4回の別件逮捕と迷宮入り
2020年秋に日本じゅうを騒がせた、北関東における家畜の大量窃盗事件は、実は現在に至るまで真相が解明されていない。
同年10月26日、群馬県警は事件と関係があると踏んで、兄貴ハウスに暮らすベトナム人の不法滞在者(正確には大部分がすでに入管に出頭済みだったコロナ帰国困難者)の男女13人を入管法違反容疑などで逮捕。さらに隣接する埼玉県警によるものも含めて、昨年10月以降に家畜窃盗がらみとみられる摘発を受けたベトナム人は20人以上におよんだ。
だが、大規模な逮捕作戦が展開されたにもかかわらず、最後まで窃盗容疑での立件はなされなかった。なかでも主犯格とみられた“群馬の兄貴”ことレ容疑者は、入管法違反(不法残留、偽造在留カード所持)、道交法違反(無免許運転)、さらに同胞の在日ベトナム人に対する逮捕監禁など、勾留期限が切れるたびに事実上の別件逮捕を繰り返された。

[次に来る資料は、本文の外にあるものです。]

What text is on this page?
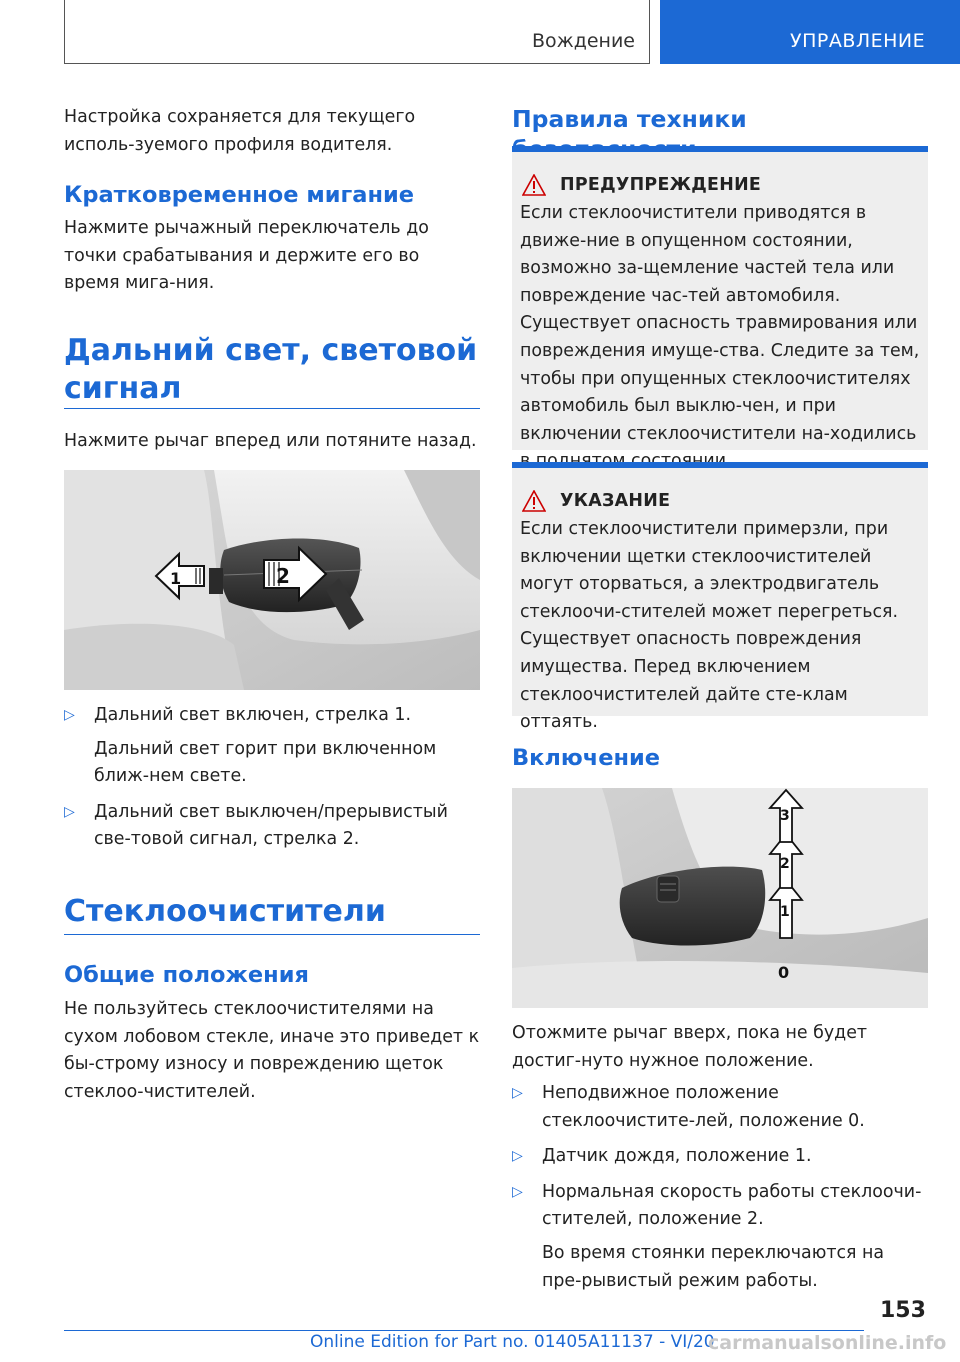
Вождение	УПРАВЛЕНИЕ

Настройка сохраняется для текущего исполь-зуемого профиля водителя.

Кратковременное мигание

Нажмите рычажный переключатель до точки срабатывания и держите его во время мига-ния.

Дальний свет, световой
сигнал

Нажмите рычаг вперед или потяните назад.

2
1
▷ Дальний свет включен, стрелка 1.
Дальний свет горит при включенном ближ-нем свете.
▷ Дальний свет выключен/прерывистый све-товой сигнал, стрелка 2.
Стеклоочистители
Общие положения

Не пользуйтесь стеклоочистителями на сухом лобовом стекле, иначе это приведет к бы-строму износу и повреждению щеток стеклоо-чистителей.

Правила техники
ПРЕДУПРЕЖДЕНИЕ

Если стеклоочистители приводятся в движе-ние в опущенном состоянии, возможно за-щемление частей тела или повреждение час-тей автомобиля. Существует опасность травмирования или повреждения имуще-ства. Следите за тем, чтобы при опущенных стеклоочистителях автомобиль был выклю-чен, и при включении стеклоочистители на-ходились

УКАЗАНИЕ

Если стеклоочистители примерзли, при включении щетки стеклоочистителей могут оторваться, а электродвигатель стеклоочи-стителей может перегреться. Существует опасность повреждения имущества. Перед включением стеклоочистителей дайте сте-клам оттаять.

Включение
3
2
1
0

Отожмите рычаг вверх, пока не будет достиг-нуто нужное положение.

▷ Неподвижное положение стеклоочистите-лей, положение 0.
▷ Датчик дождя, положение 1.
▷ Нормальная скорость работы стеклоочи-стителей, положение 2.
Во время стоянки переключаются на пре-рывистый режим работы.
153
Online Edition for Part no. 01405A11137 - VI/20
carmanualsonline.info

しかし、彼は合計4回の個々の逮捕容疑はすべて認めたいっぽう、家畜窃盗についてだけは否認した。別件逮捕の容疑はいずれも微罪であり、多くは立件されず、彼は4ヶ月あまり後に釈放された。泰山鳴動して兄貴1人の容疑も固まらず、群馬県警の失態とみたほうがよい。
さておき、釈放された兄貴に連絡を取ってみたところ、あっさりと取材に応じてもらえた。そこで私たちは久しぶりに新田上中町の貸家を訪ねたのだった。
俺はシロだよ。やるわけないだろ?
以下は一問一答形式で紹介していこう。
──事実上の別件逮捕が4回も繰り返されるのは、被疑者が日本人であれば社会問題になってもおかしくありません。正確な釈放日時は?

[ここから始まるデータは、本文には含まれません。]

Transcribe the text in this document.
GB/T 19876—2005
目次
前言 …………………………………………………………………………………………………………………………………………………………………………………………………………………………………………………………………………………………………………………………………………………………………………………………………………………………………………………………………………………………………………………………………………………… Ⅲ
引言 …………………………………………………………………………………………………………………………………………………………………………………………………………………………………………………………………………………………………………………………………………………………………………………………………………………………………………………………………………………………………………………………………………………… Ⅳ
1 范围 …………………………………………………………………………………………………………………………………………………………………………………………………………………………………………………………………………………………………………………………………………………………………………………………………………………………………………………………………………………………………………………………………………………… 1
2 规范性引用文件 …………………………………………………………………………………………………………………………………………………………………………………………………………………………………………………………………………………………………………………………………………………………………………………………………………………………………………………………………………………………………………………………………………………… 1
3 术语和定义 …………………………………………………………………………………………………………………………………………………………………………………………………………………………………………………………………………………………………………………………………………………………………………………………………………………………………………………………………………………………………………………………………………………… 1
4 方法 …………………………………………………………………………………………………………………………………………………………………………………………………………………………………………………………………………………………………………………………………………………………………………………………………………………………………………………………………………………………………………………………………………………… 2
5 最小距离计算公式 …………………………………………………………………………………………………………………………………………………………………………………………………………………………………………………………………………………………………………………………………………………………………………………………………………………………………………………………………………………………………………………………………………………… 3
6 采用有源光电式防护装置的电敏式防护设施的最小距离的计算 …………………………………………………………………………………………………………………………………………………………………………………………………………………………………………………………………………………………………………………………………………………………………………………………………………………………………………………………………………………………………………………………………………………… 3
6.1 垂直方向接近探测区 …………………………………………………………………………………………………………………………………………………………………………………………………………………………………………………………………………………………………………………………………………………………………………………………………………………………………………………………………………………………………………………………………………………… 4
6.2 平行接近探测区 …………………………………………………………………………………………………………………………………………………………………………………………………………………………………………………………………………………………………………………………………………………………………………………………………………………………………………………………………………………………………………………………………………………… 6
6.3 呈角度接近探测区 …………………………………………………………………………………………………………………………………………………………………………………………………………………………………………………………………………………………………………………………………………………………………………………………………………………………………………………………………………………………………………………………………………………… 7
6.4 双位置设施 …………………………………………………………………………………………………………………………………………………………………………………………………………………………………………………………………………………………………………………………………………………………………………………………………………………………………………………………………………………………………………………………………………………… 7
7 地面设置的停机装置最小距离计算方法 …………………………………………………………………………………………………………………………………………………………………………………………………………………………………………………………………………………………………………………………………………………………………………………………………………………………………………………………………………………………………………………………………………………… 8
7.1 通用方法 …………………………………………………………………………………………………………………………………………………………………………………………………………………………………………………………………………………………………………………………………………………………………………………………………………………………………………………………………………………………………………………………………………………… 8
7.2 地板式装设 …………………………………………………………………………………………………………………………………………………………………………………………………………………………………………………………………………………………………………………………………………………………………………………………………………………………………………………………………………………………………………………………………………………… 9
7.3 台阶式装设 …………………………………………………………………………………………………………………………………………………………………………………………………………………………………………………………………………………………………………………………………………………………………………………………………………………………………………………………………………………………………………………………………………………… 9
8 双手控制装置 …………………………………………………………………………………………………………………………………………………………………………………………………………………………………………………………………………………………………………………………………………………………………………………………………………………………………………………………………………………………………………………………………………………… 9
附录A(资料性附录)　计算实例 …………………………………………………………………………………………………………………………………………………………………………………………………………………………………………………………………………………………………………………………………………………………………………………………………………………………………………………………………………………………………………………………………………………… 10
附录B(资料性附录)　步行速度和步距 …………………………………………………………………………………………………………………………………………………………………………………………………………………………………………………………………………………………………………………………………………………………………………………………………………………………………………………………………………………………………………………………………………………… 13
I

兄貴:釈放は3月3日だ。群馬県警の取り調べでは、暴力や暴言なんかは受けてない。ただ、気持ちのいい態度で接してもらったってわけでは決してないね。
──念のため聞きます。本来の捜査理由だったと思われる家畜窃盗事件は、兄貴は本当に“シロ”ですか?
兄貴:シロだよ。やるわけないだろ? 警察に疑われたが、あれは間違った逮捕だった。俺たちは本庄(埼玉県本庄市)の食肉解体場で肉を買ったんだが、その数日後に捕まったんだよ。だが、血抜きされた豚を買ったときの伝票は残っているわけで、肉は盗品じゃないんだ。仲間の誕生日なんかがあって、肉を多めに買っていただけだ。

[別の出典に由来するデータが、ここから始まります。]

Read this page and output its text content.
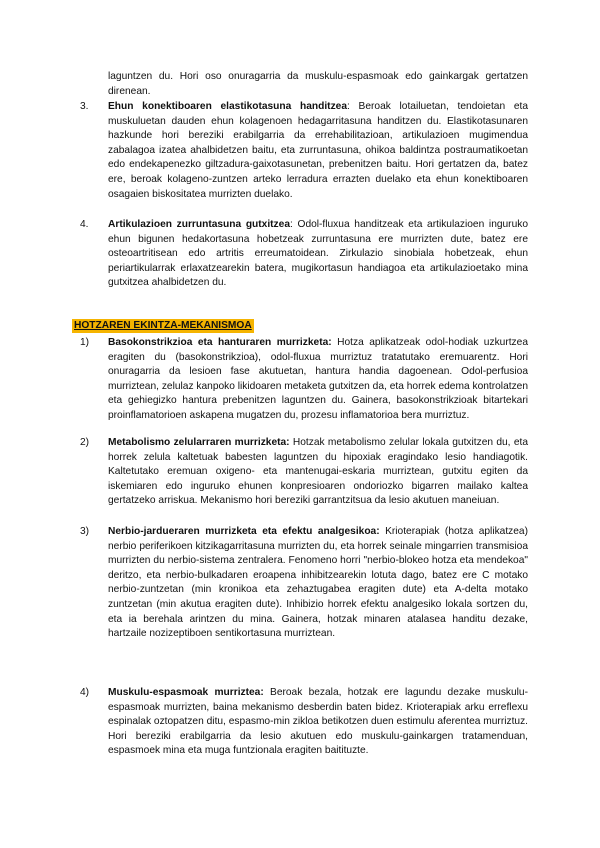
laguntzen du. Hori oso onuragarria da muskulu-espasmoak edo gainkargak gertatzen direnean.

3.	Ehun konektiboaren elastikotasuna handitzea: Beroak lotailuetan, tendoietan eta muskuluetan dauden ehun kolagenoen hedagarritasuna handitzen du. Elastikotasunaren hazkunde hori bereziki erabilgarria da errehabilitazioan, artikulazioen mugimendua zabalagoa izatea ahalbidetzen baitu, eta zurruntasuna, ohikoa baldintza postraumatikoetan edo endekapenezko giltzadura-gaixotasunetan, prebenitzen baitu. Hori gertatzen da, batez ere, beroak kolageno-zuntzen arteko lerradura errazten duelako eta ehun konektiboaren osagaien biskositatea murrizten duelako.
4.	Artikulazioen zurruntasuna gutxitzea: Odol-fluxua handitzeak eta artikulazioen inguruko ehun bigunen hedakortasuna hobetzeak zurruntasuna ere murrizten dute, batez ere osteoartritisean edo artritis erreumatoidean. Zirkulazio sinobiala hobetzeak, ehun periartikularrak erlaxatzearekin batera, mugikortasun handiagoa eta artikulazioetako mina gutxitzea ahalbidetzen du.

HOTZAREN EKINTZA-MEKANISMOA

1)	Basokonstrikzioa eta hanturaren murrizketa: Hotza aplikatzeak odol-hodiak uzkurtzea eragiten du (basokonstrikzioa), odol-fluxua murriztuz tratatutako eremuarentz. Hori onuragarria da lesioen fase akutuetan, hantura handia dagoenean. Odol-perfusioa murriztean, zelulaz kanpoko likidoaren metaketa gutxitzen da, eta horrek edema kontrolatzen eta gehiegizko hantura prebenitzen laguntzen du. Gainera, basokonstrikzioak bitartekari proinflamatorioen askapena mugatzen du, prozesu inflamatorioa bera murriztuz.
2)	Metabolismo zelularraren murrizketa: Hotzak metabolismo zelular lokala gutxitzen du, eta horrek zelula kaltetuak babesten laguntzen du hipoxiak eragindako lesio handiagotik. Kaltetutako eremuan oxigeno- eta mantenugai-eskaria murriztean, gutxitu egiten da iskemiaren edo inguruko ehunen konpresioaren ondoriozko bigarren mailako kaltea gertatzeko arriskua. Mekanismo hori bereziki garrantzitsua da lesio akutuen maneiuan.
3)	Nerbio-jardueraren murrizketa eta efektu analgesikoa: Krioterapiak (hotza aplikatzea) nerbio periferikoen kitzikagarritasuna murrizten du, eta horrek seinale mingarrien transmisioa murrizten du nerbio-sistema zentralera. Fenomeno horri "nerbio-blokeo hotza eta mendekoa" deritzo, eta nerbio-bulkadaren eroapena inhibitzearekin lotuta dago, batez ere C motako nerbio-zuntzetan (min kronikoa eta zehaztugabea eragiten dute) eta A-delta motako zuntzetan (min akutua eragiten dute). Inhibizio horrek efektu analgesiko lokala sortzen du, eta ia berehala arintzen du mina. Gainera, hotzak minaren atalasea handitu dezake, hartzaile nozizeptiboen sentikortasuna murriztean.
4)	Muskulu-espasmoak murriztea: Beroak bezala, hotzak ere lagundu dezake muskulu-espasmoak murrizten, baina mekanismo desberdin baten bidez. Krioterapiak arku erreflexu espinalak oztopatzen ditu, espasmo-min zikloa betikotzen duen estimulu aferentea murriztuz. Hori bereziki erabilgarria da lesio akutuen edo muskulu-gainkargen tratamenduan, espasmoek mina eta muga funtzionala eragiten baitituzte.
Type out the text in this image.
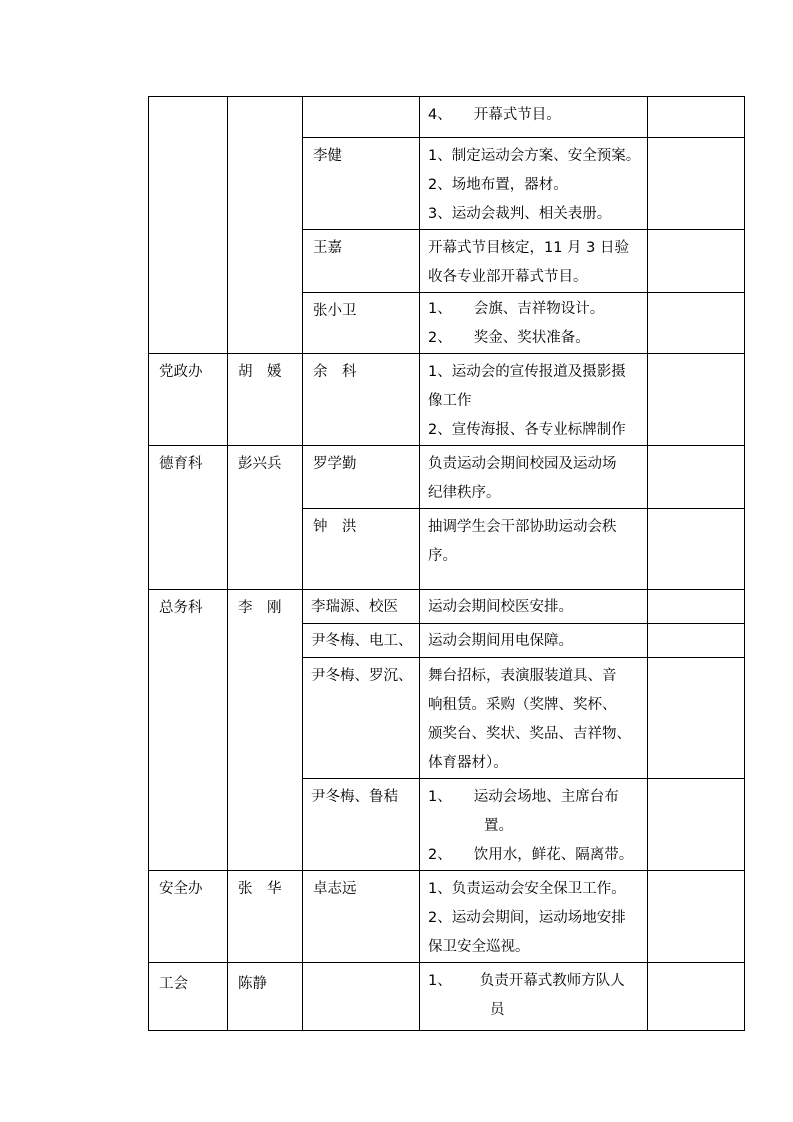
			4、 开幕式节目。	

		李健	1、制定运动会方案、安全预案。
2、场地布置，器材。
3、运动会裁判、相关表册。	

		王嘉	开幕式节目核定，11 月 3 日验
收各专业部开幕式节目。	

		张小卫	1、 会旗、吉祥物设计。
2、 奖金、奖状准备。	

党政办	胡　媛	余　科	1、运动会的宣传报道及摄影摄
像工作
2、宣传海报、各专业标牌制作	

德育科	彭兴兵	罗学勤	负责运动会期间校园及运动场
纪律秩序。	

		钟　洪	抽调学生会干部协助运动会秩
序。	

总务科	李　刚	李瑞源、校医	运动会期间校医安排。	

		尹冬梅、电工、	运动会期间用电保障。	

		尹冬梅、罗沉、	舞台招标，表演服装道具、音
响租赁。采购（奖牌、奖杯、
颁奖台、奖状、奖品、吉祥物、
体育器材）。	

		尹冬梅、鲁秸	1、 运动会场地、主席台布
置。
2、 饮用水，鲜花、隔离带。	

安全办	张　华	卓志远	1、负责运动会安全保卫工作。
2、运动会期间，运动场地安排
保卫安全巡视。	

工会	陈静		1、 负责开幕式教师方队人
员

──本庄市の食肉解体場に併設されている肉屋ですね。私たちも昨年11月の時点で裏取り取材しています。確かにあの肉屋は、一般のスーパーなんかでは売っていない部位も売ってくれますし、ベトナム人やブラジル人など外国人の御用達みたいです。在日ベトナム寺院の大恩寺にも近い。
兄貴:ああ。しかし、店で買った牛のテールだとかも警察に押収されたぞ。ちくしょうめ。